Она взяла его руку, а сама пыталась разобраться в движениях своей души.
В салоне было темновато; Тревис довольно неожиданно склонился к Джозефине, а та как раз отвернулась. Раздосадованный, Тревис цинично покивал, развалился в углу сиденья и погрузился в свои сумрачные тайны, которые всегда влекли к нему Джозефину. Она и сейчас различала, как эти тайны подступают к его глазам и туманят взгляд, как они ползут вниз, до самых скул, и вверх, до самых бровей, но мыслями была далеко от Тревиса. Романтика этого мира уже переселилась в другого человека.
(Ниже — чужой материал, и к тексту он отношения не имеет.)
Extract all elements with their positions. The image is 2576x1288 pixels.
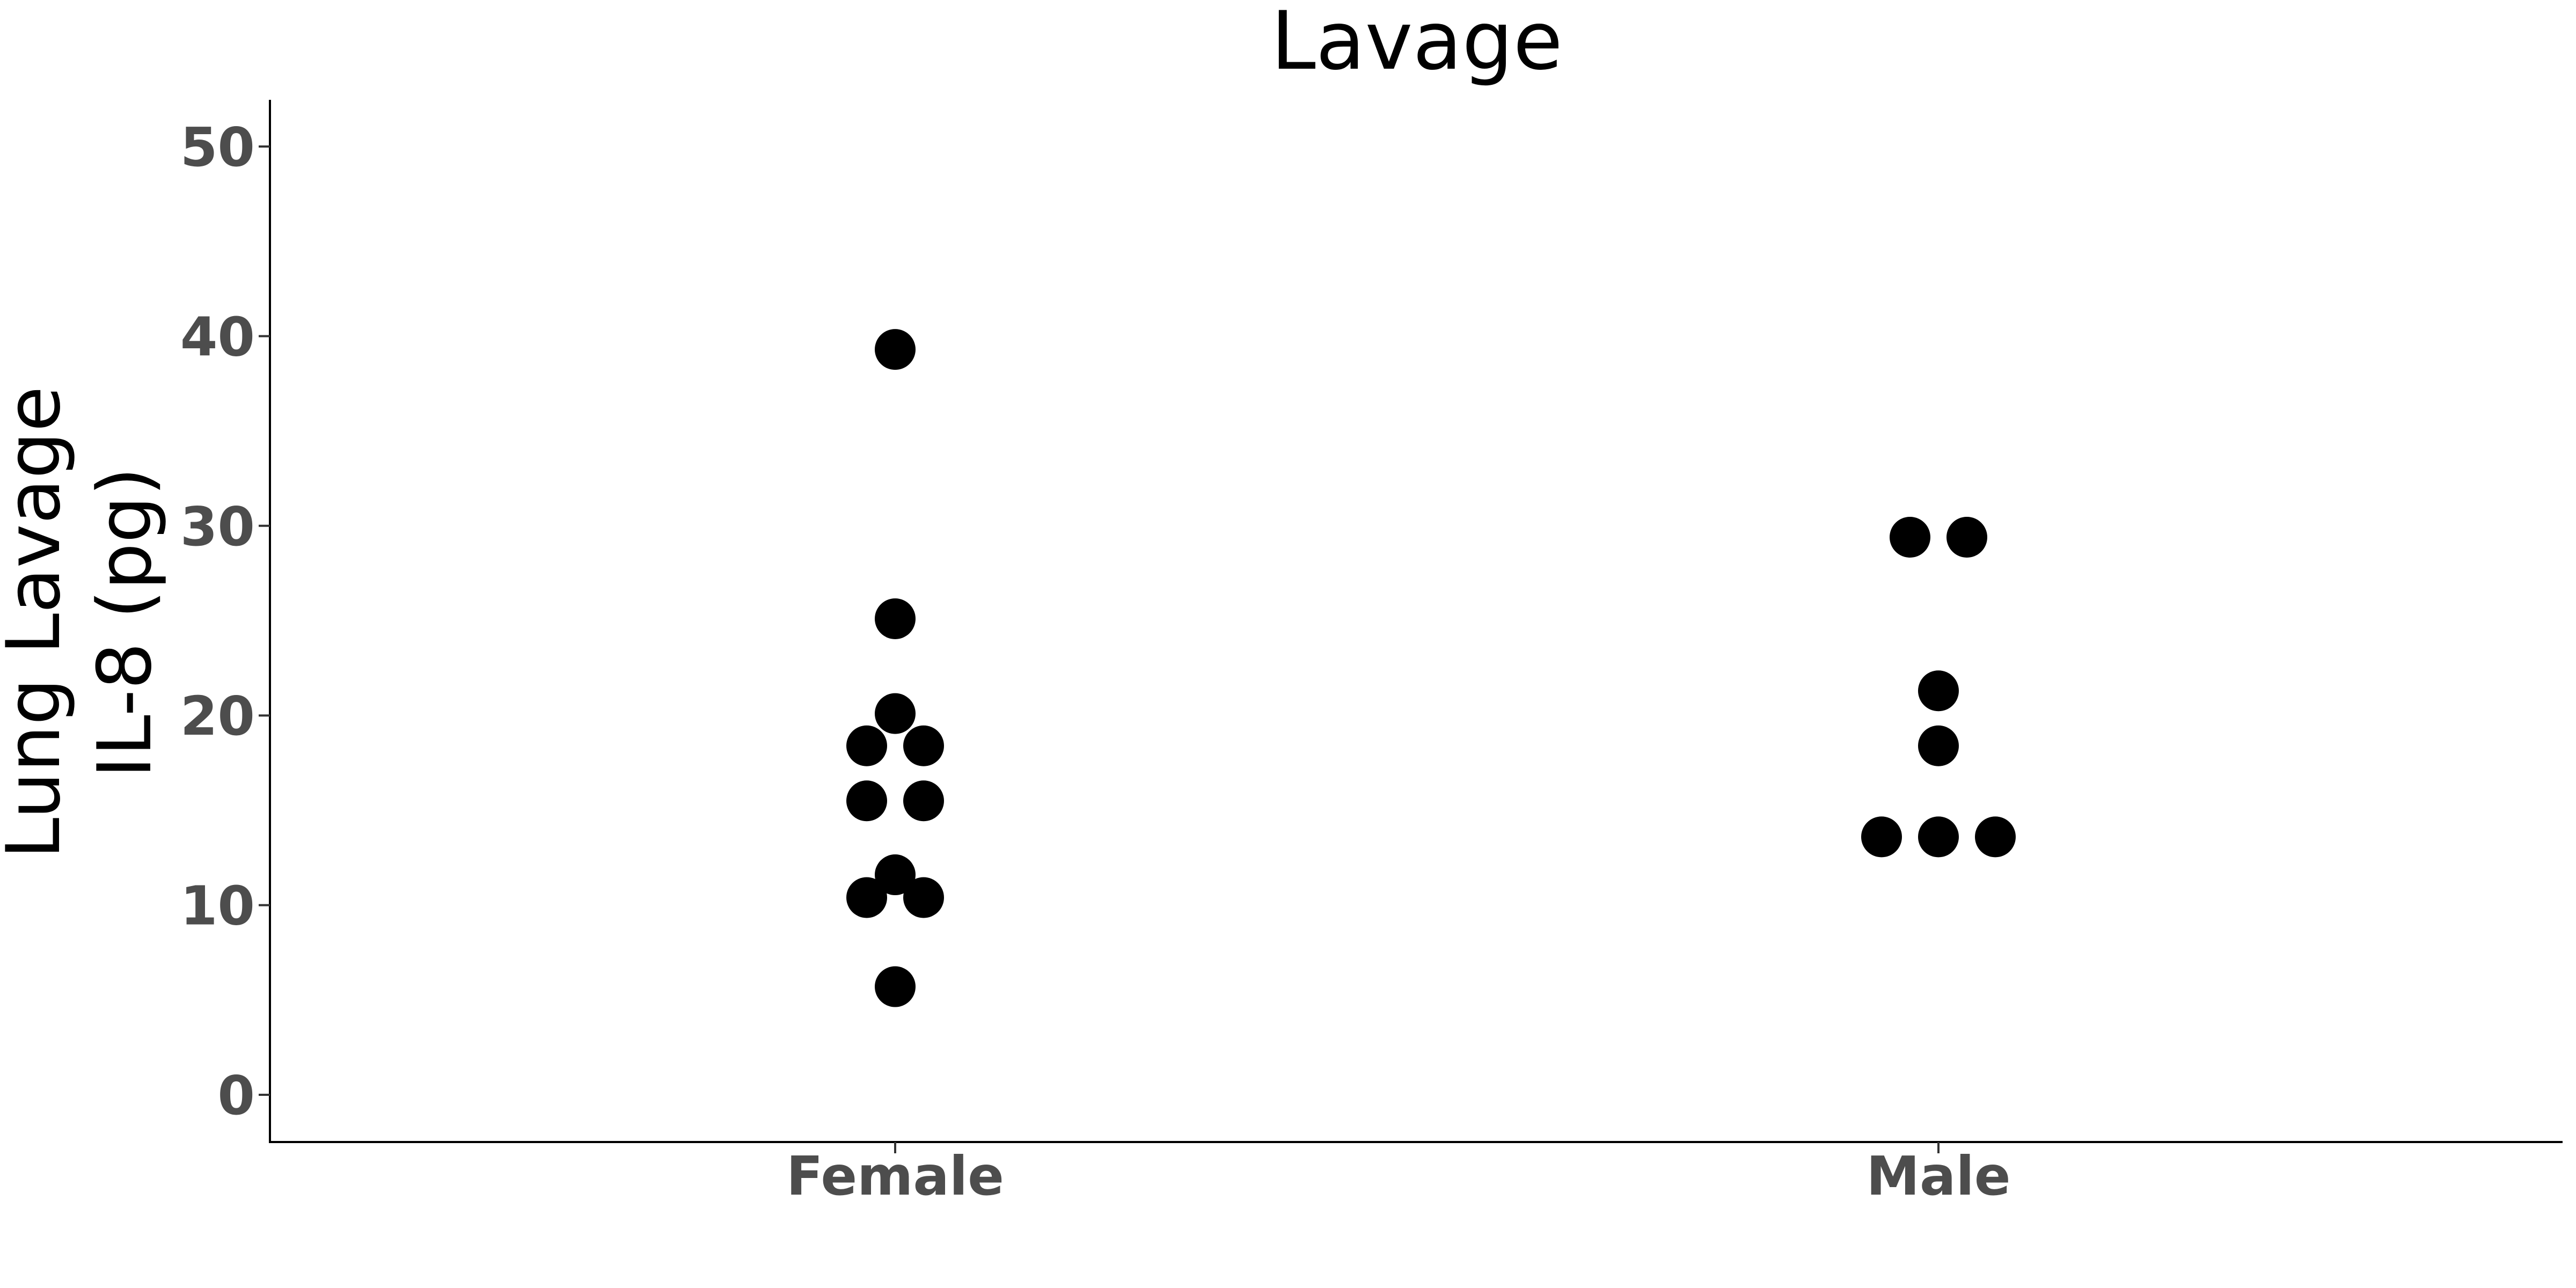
data-point-male (1861, 816, 1902, 858)
data-point-female (846, 780, 887, 822)
data-point-male (1918, 816, 1959, 858)
y-tick-label: 20 (180, 685, 255, 748)
data-point-male (1918, 725, 1959, 766)
y-tick-label: 10 (180, 875, 255, 938)
y-axis-label: IL-8 (pg) (82, 467, 168, 778)
data-point-female (875, 854, 916, 896)
data-point-female (846, 725, 887, 766)
x-tick-label: Male (1866, 1145, 2010, 1208)
y-tick-label: 50 (180, 116, 255, 179)
y-tick-label: 40 (180, 305, 255, 368)
chart-title: Lavage (1271, 0, 1563, 88)
y-axis-label-line-2: IL-8 (pg) (82, 467, 168, 778)
data-point-male (1890, 517, 1930, 558)
data-point-female (875, 966, 916, 1007)
data-points (846, 329, 2016, 1007)
y-axis-label: Lung Lavage (0, 386, 77, 859)
data-point-female (903, 725, 944, 766)
y-axis-ticks: 0 10 20 30 40 50 (180, 116, 270, 1127)
x-axis-ticks: Female Male (786, 1142, 2011, 1208)
y-axis-label-line-1: Lung Lavage (0, 386, 77, 859)
data-point-female (875, 693, 916, 734)
y-tick-label: 30 (180, 495, 255, 558)
data-point-male (1918, 670, 1959, 712)
data-point-female (846, 877, 887, 918)
data-point-female (875, 598, 916, 639)
data-point-female (903, 877, 944, 918)
x-tick-label: Female (786, 1145, 1004, 1208)
data-point-male (1946, 517, 1987, 558)
data-point-female (903, 780, 944, 822)
data-point-female (875, 329, 916, 370)
y-tick-label: 0 (217, 1064, 255, 1127)
data-point-male (1975, 816, 2016, 858)
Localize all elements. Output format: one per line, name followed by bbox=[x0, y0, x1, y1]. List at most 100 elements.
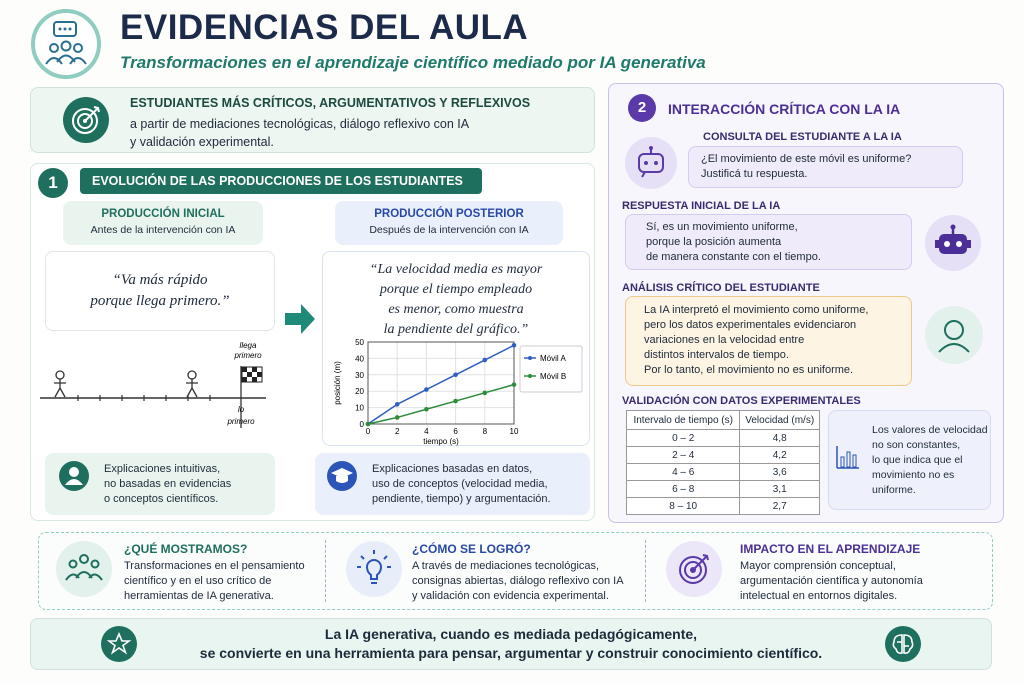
student-icon bbox=[925, 306, 983, 364]
text-line: de manera constante con el tiempo. bbox=[646, 251, 821, 263]
y-tick-label: 30 bbox=[355, 371, 364, 380]
step-label: VALIDACIÓN CON DATOS EXPERIMENTALES bbox=[622, 395, 861, 407]
x-tick-label: 0 bbox=[366, 427, 371, 436]
x-tick-label: 10 bbox=[510, 427, 519, 436]
cap-icon bbox=[327, 461, 357, 491]
text-line: movimiento no es bbox=[872, 469, 955, 481]
table-cell: 2,7 bbox=[739, 497, 820, 515]
text-line: porque la posición aumenta bbox=[646, 236, 782, 248]
section-number: 1 bbox=[38, 168, 68, 198]
bars-icon bbox=[836, 446, 859, 469]
table-cell: 4 – 6 bbox=[625, 463, 741, 481]
series-line bbox=[367, 383, 515, 425]
summary-title: ¿CÓMO SE LOGRÓ? bbox=[412, 542, 531, 556]
text-line: a partir de mediaciones tecnológicas, di… bbox=[130, 117, 470, 131]
text-line: consignas abiertas, diálogo reflexivo co… bbox=[412, 575, 624, 587]
legend-marker bbox=[528, 374, 532, 378]
text-line: A través de mediaciones tecnológicas, bbox=[412, 560, 600, 572]
data-point bbox=[453, 372, 458, 378]
table-cell: 3,6 bbox=[739, 463, 820, 481]
x-tick-label: 8 bbox=[483, 427, 488, 436]
note-box bbox=[828, 410, 991, 510]
table-cell: 3,1 bbox=[739, 480, 820, 498]
text-line: se convierte en una herramienta para pen… bbox=[199, 645, 823, 661]
text-line: Transformaciones en el pensamiento bbox=[124, 560, 305, 572]
text-line: variaciones en la velocidad entre bbox=[644, 334, 805, 346]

Добрых десять минут Тревис ждал ее капитуляции, потом предпринял еще одну попытку, и тут она впервые увидела его без прикрас. Этого хватило. Воображение и желания Джозефины можно было эксплуатировать довольно легко, но лишь до определенного предела, за которым на ее защиту вставала собственная импульсивность. Сейчас, внезапно получив солидные основания для неприязни, она добавила своему голосу смирения и печали.
— Я знаю, что было у тебя на уме вчера вечером. Прекрасно знаю.
— О чем ты?
— Ты сказал Эду Бименту, что внакладе не останешься, когда повезешь меня домой в своем автомобиле.
— Кто тебе такое наговорил? — спросил он виновато, хотя и без достаточного покаяния.
— Сам Эд Бимент; он еще добавил, что чуть было не дал тебе по морде, когда это услышал. Он едва сдержался.
Тревис опять сдвинулся в угол. Он посчитал, что в этом и заключается причина ее холодности, и в какой-то мере оказался прав. Согласно теории доктора Юнга, в подсознании женщины ведут спор бесчисленные мужские голоса, которые даже говорят ее устами; если так, то отсутствующий Эд Бимент, вероятно, заговорил сейчас устами Джозефины:
— Я решила больше не целоваться с мальчиками, чтобы сохранить себя для человека, которого полюблю.
— Чушь какая-то! — отозвался Тревис.
— Нет, это правда. В Чикаго обо мне и так ходят сплетни. Мужчина не станет уважать девушку, которую можно поцеловать когда вздумается, а я хочу, чтобы мужчина, за которого я когда-нибудь выйду замуж, меня уважал.
Узнай Эд Бимент степень своего влияния на Джозефину, он возгордился бы.
Молодые люди предусмотрительно высадили ее за углом, и, направляясь к своему дому, Джозефина испытывала приятное облегчение, словно завершила большую работу. Геперь она всегда будет хорошо себя вести, станет меньше бегать на свидания, как того хотят ее родители, а в школе мисс Бенбауэр попытается войти в когорту Образцовых Учениц. И на будущий год, в школе мисс Брирли, она будет стремиться к тому же. Тем временем над Лейк-Шор-драйв зажглись первые звезды, и Чикаго завертелся вокруг своей оси со скоростью сто миль в час; тогда Джозефина сообразила, что придумывает себе эти цели, стремления и желания исключительно для души. В действительности она не знала таких притязаний. У ее деда была жизненная цель, у родителей — осознание цели, а Джозефина, родившаяся в горделивом мире, приняла его как данность. Чикаго давал ей для этого все основания: в отличие от Нью-Йорка, он представлял собой город-государство, где старые фамилии образовывали касту, где интеллектуальный уровень задавала университетская профессура и где никто не выходил за границы своего круга, если не считать того, что даже членам семейства Перри приходилось расшаркиваться перед полудюжиной семейств, стоявших на более высокой ступени богатства и власти. Джозефина любила танцевать, но бальный зал, полигон женской красоты, существовал для того, чтобы потихоньку оттуда смываться — с молодым человеком.